This is the first but the less popular of the 2 quatrains written by the late Tang dynasty poet Li Shen 李紳 on the plight of the farming peasants. The first two lines of the poem make up a statement that a grain planted will produce many grains, hinting at an abundant harvest. The turning point of the 起(begin)承(follow)轉(turn)結/合(conclude) is line 3 which, in the original, is simply written as another statement that there are no idle fields in the land, which may lead to a happy ending, yet here, ironically leads to grim death In the poem, Li Shen has not made plain why peasants were still starving to death. He does not have to. One can well imagine: greedy, oppressive landlords, exorbitant taxes, and the fact that there can be no food before harvest.
Although my English rendition is largely iambic (daDUM) and anapestic (dadaDUM), I have rendered the 4th line trochaic (DUMda) to add weight to the grim conclusion. The addition of "While" (not in the original) to line 3 makes reading easier and makes the turning point more discernible. What do you say? Enjoy the poem!
Li Shen (772-846): Pity the Peasants/Ancient Air, 1 of 2
1 Each grain of millet sown in spring
2 Will by autumn harvest a myriad bring.
3 (While across the land no field lie vacant,)
Across the land no fields lie vacant,
4 Peasants still found----starving, dying.
Translated by Andrew W.F. Wong (Huang Hongfa) 譯者: 黃宏發
Translated from the original - 李紳: 憫農/古風 2首 其1
* This English rendition is in tetrameter (4 metrical feet) while the original is in 5-character lines. Though the rhyme scheme of the original is XAXA, I have changed it to the more demanding AAXA.
* Line 1: I had considered “One grain” and “A grain” but have decided for “Each grain”.
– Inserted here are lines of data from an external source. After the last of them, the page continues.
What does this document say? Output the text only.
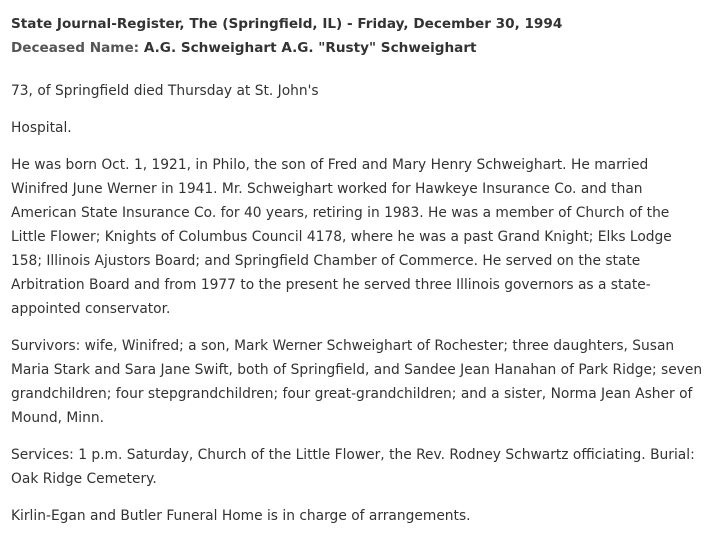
State Journal-Register, The (Springfield, IL) - Friday, December 30, 1994
Deceased Name: A.G. Schweighart A.G. "Rusty" Schweighart

73, of Springfield died Thursday at St. John's

Hospital.

He was born Oct. 1, 1921, in Philo, the son of Fred and Mary Henry Schweighart. He married Winifred June Werner in 1941. Mr. Schweighart worked for Hawkeye Insurance Co. and than American State Insurance Co. for 40 years, retiring in 1983. He was a member of Church of the Little Flower; Knights of Columbus Council 4178, where he was a past Grand Knight; Elks Lodge 158; Illinois Ajustors Board; and Springfield Chamber of Commerce. He served on the state Arbitration Board and from 1977 to the present he served three Illinois governors as a state-appointed conservator.

Survivors: wife, Winifred; a son, Mark Werner Schweighart of Rochester; three daughters, Susan Maria Stark and Sara Jane Swift, both of Springfield, and Sandee Jean Hanahan of Park Ridge; seven grandchildren; four stepgrandchildren; four great-grandchildren; and a sister, Norma Jean Asher of Mound, Minn.

Services: 1 p.m. Saturday, Church of the Little Flower, the Rev. Rodney Schwartz officiating. Burial: Oak Ridge Cemetery.

Kirlin-Egan and Butler Funeral Home is in charge of arrangements.
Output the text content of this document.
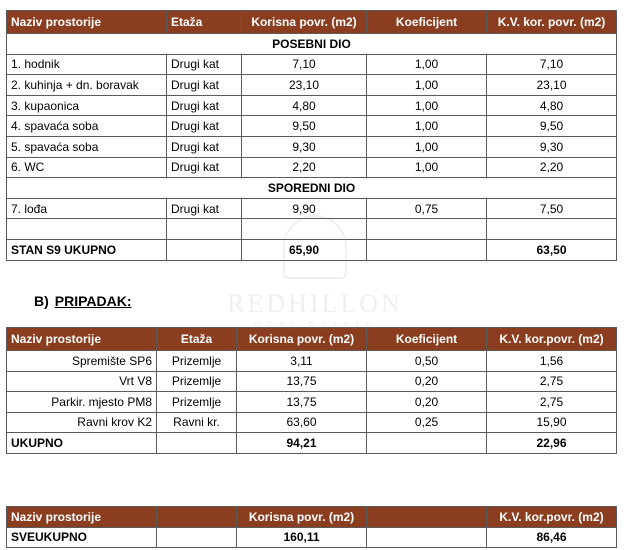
Naziv prostorije	Etaža	Korisna povr. (m2)	Koeficijent	K.V. kor. povr. (m2)
POSEBNI DIO				
1. hodnik	Drugi kat	7,10	1,00	7,10
2. kuhinja + dn. boravak	Drugi kat	23,10	1,00	23,10
3. kupaonica	Drugi kat	4,80	1,00	4,80
4. spavaća soba	Drugi kat	9,50	1,00	9,50
5. spavaća soba	Drugi kat	9,30	1,00	9,30
6. WC	Drugi kat	2,20	1,00	2,20
SPOREDNI DIO				
7. lođa	Drugi kat	9,90	0,75	7,50

STAN S9 UKUPNO		65,90		63,50
B) PRIPADAK:
Naziv prostorije	Etaža	Korisna povr. (m2)	Koeficijent	K.V. kor.povr. (m2)
Spremište SP6	Prizemlje	3,11	0,50	1,56
Vrt V8	Prizemlje	13,75	0,20	2,75
Parkir. mjesto PM8	Prizemlje	13,75	0,20	2,75
Ravni krov K2	Ravni kr.	63,60	0,25	15,90
UKUPNO		94,21		22,96
Naziv prostorije		Korisna povr. (m2)		K.V. kor.povr. (m2)
SVEUKUPNO		160,11		86,46
REDHILLON
REAL ESTATE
* Line 2: I had considered “Will, by autumn, ten thousand bring” but have decided for keeping “harvest” and for using “a myriad” instead of “ten thousand”.
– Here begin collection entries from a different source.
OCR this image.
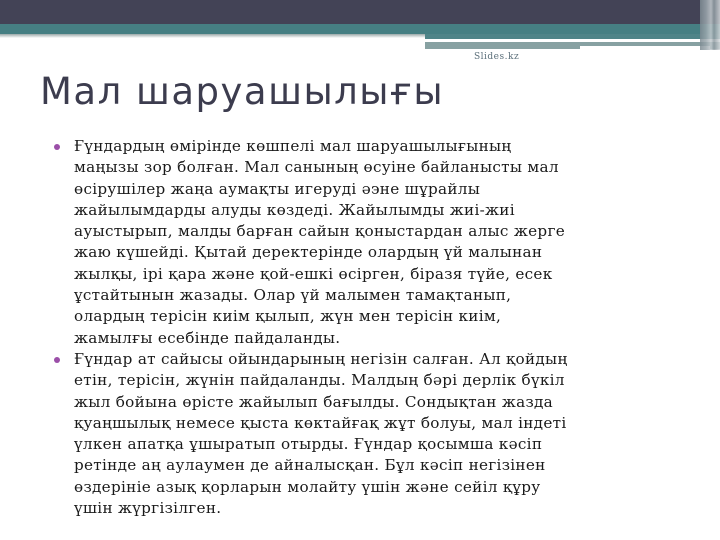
Slides.kz
Мал шаруашылығы
Ғүндардың өмірінде көшпелі мал шаруашылығының
маңызы зор болған. Мал санының өсуіне байланысты мал
өсірушілер жаңа аумақты игеруді әэне шұрайлы
жайылымдарды алуды көздеді. Жайылымды жиі-жиі
ауыстырып, малды барған сайын қоныстардан алыс жерге
жаю күшейді. Қытай деректерінде олардың үй малынан
жылқы, ірі қара және қой-ешкі өсірген, біразя түйе, есек
ұстайтынын жазады. Олар үй малымен тамақтанып,
олардың терісін киім қылып, жүн мен терісін киім,
жамылғы есебінде пайдаланды.
Ғүндар ат сайысы ойындарының негізін салған. Ал қойдың
етін, терісін, жүнін пайдаланды. Малдың бәрі дерлік бүкіл
жыл бойына өрісте жайылып бағылды. Сондықтан жазда
қуаңшылық немесе қыста көктайғақ жұт болуы, мал індеті
үлкен апатқа ұшыратып отырды. Ғүндар қосымша кәсіп
ретінде аң аулаумен де айналысқан. Бұл кәсіп негізінен
өздерініе азық қорларын молайту үшін және сейіл құру
үшін жүргізілген.
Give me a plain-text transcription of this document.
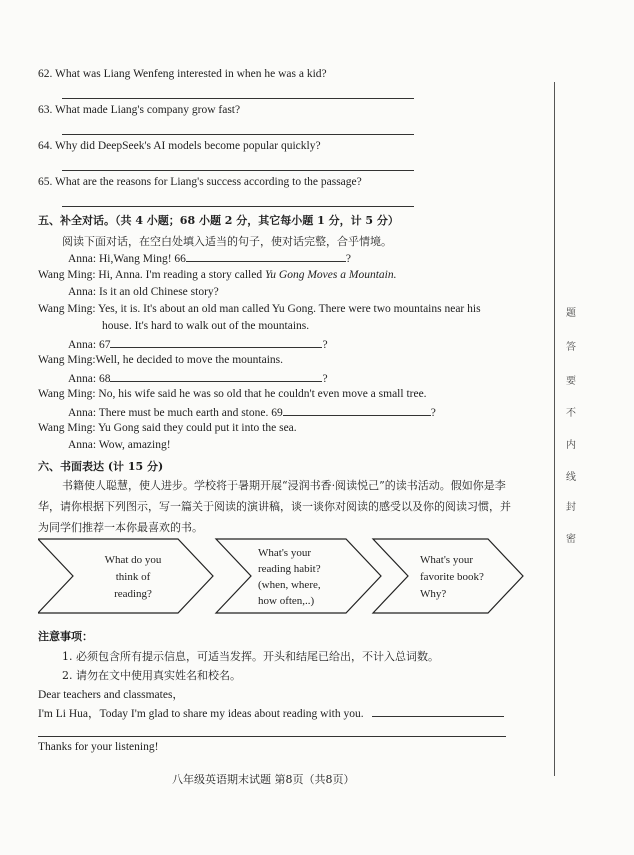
62. What was Liang Wenfeng interested in when he was a kid?
63. What made Liang's company grow fast?
64. Why did DeepSeek's AI models become popular quickly?
65. What are the reasons for Liang's success according to the passage?
五、补全对话。（共 4 小题；68 小题 2 分，其它每小题 1 分，计 5 分）
阅读下面对话，在空白处填入适当的句子，使对话完整，合乎情境。
Anna: Hi,Wang Ming! 66	?
Wang Ming: Hi, Anna. I'm reading a story called Yu Gong Moves a Mountain.
Anna: Is it an old Chinese story?
Wang Ming: Yes, it is. It's about an old man called Yu Gong. There were two mountains near his
house. It's hard to walk out of the mountains.
Anna: 67	?
Wang Ming:Well, he decided to move the mountains.
Anna: 68	?
Wang Ming: No, his wife said he was so old that he couldn't even move a small tree.
Anna: There must be much earth and stone. 69	?
Wang Ming: Yu Gong said they could put it into the sea.
Anna: Wow, amazing!
六、书面表达 (计 15 分)
书籍使人聪慧，使人进步。学校将于暑期开展“浸润书香·阅读悦己”的读书活动。假如你是李华，请你根据下列图示，写一篇关于阅读的演讲稿，谈一谈你对阅读的感受以及你的阅读习惯，并为同学们推荐一本你最喜欢的书。
What do you
think of
reading?
What's your
reading habit?
(when, where,
how often,..)
What's your
favorite book?
Why?
注意事项：
1. 必须包含所有提示信息，可适当发挥。开头和结尾已给出，不计入总词数。
2. 请勿在文中使用真实姓名和校名。
Dear teachers and classmates，
I'm Li Hua，Today I'm glad to share my ideas about reading with you.
Thanks for your listening!
八年级英语期末试题 第8页（共8页）
题
答
要
不
内
线
封
密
* Lines 1 and 2: In other words, “Each grain … will … a myriad (grains) bring (/yield)”.
* Line 3: 四海, meaning 四海之内 “(land) within the four seas”, is not translated literally as such, but as “across the land”. I have taken 閑 to mean “inactive/unused” hence, “vacant/idle” and have adopted “vacant” as the most appropriate translation. I have considered but rejected “fallow” which original and stronger sense is not land unused, but land ploughed but left unseeded for a growing season or more for weeding and fertility purposes.
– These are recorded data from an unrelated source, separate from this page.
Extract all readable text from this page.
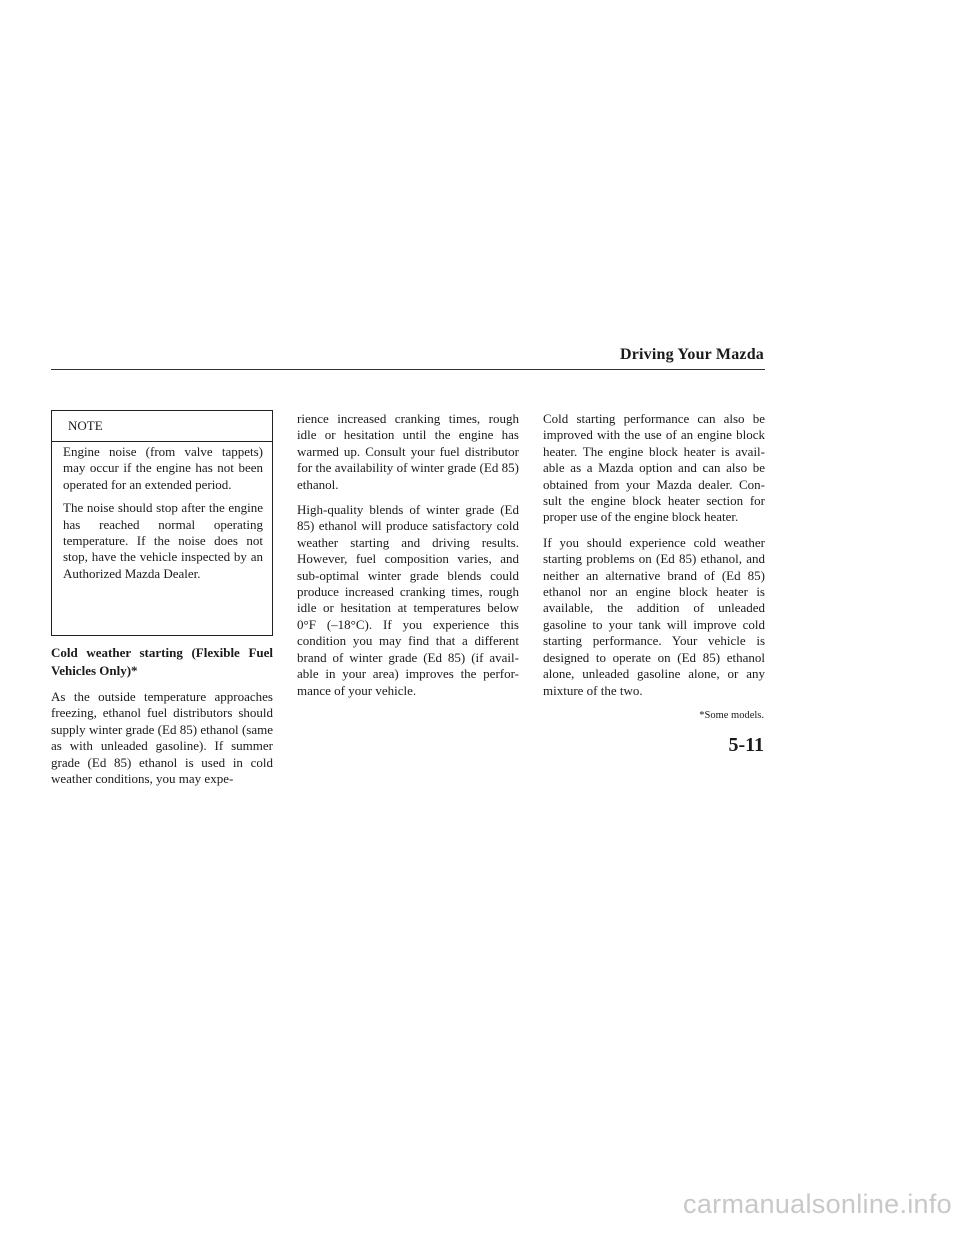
Driving Your Mazda
NOTE

Engine noise (from valve tappets) may occur if the engine has not been operated for an extended period.

The noise should stop after the engine has reached normal operating temperature. If the noise does not stop, have the vehicle inspected by an Authorized Mazda Dealer.

Cold weather starting (Flexible Fuel Vehicles Only)*

As the outside temperature approaches freezing, ethanol fuel distributors should supply winter grade (Ed 85) ethanol (same as with unleaded gasoline). If summer grade (Ed 85) ethanol is used in cold weather conditions, you may expe-

rience increased cranking times, rough idle or hesitation until the engine has warmed up. Consult your fuel distributor for the availability of winter grade (Ed 85) ethanol.

High-quality blends of winter grade (Ed 85) ethanol will produce satisfactory cold weather starting and driving results. However, fuel composition varies, and sub-optimal winter grade blends could produce increased cranking times, rough idle or hesitation at temperatures below 0°F (–18°C). If you experience this condition you may find that a different brand of winter grade (Ed 85) (if avail- able in your area) improves the perfor- mance of your vehicle.

Cold starting performance can also be improved with the use of an engine block heater. The engine block heater is avail- able as a Mazda option and can also be obtained from your Mazda dealer. Con- sult the engine block heater section for proper use of the engine block heater.

If you should experience cold weather starting problems on (Ed 85) ethanol, and neither an alternative brand of (Ed 85) ethanol nor an engine block heater is available, the addition of unleaded gasoline to your tank will improve cold starting performance. Your vehicle is designed to operate on (Ed 85) ethanol alone, unleaded gasoline alone, or any mixture of the two.

*Some models.
5-11
carmanualsonline.info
* Line 4: I had considered “peasants still found, in hunger, dying” but have decided for “peasants still found -- starving, dying”.
* Lines 3 and 4: I had originally penned the 2 lines as “Across the land no fields lie vacant, /Yet peasants still found – starving, dying.” but have now decided for “While across the land no fields lie vacant, /Peasants still found – starving, dying.”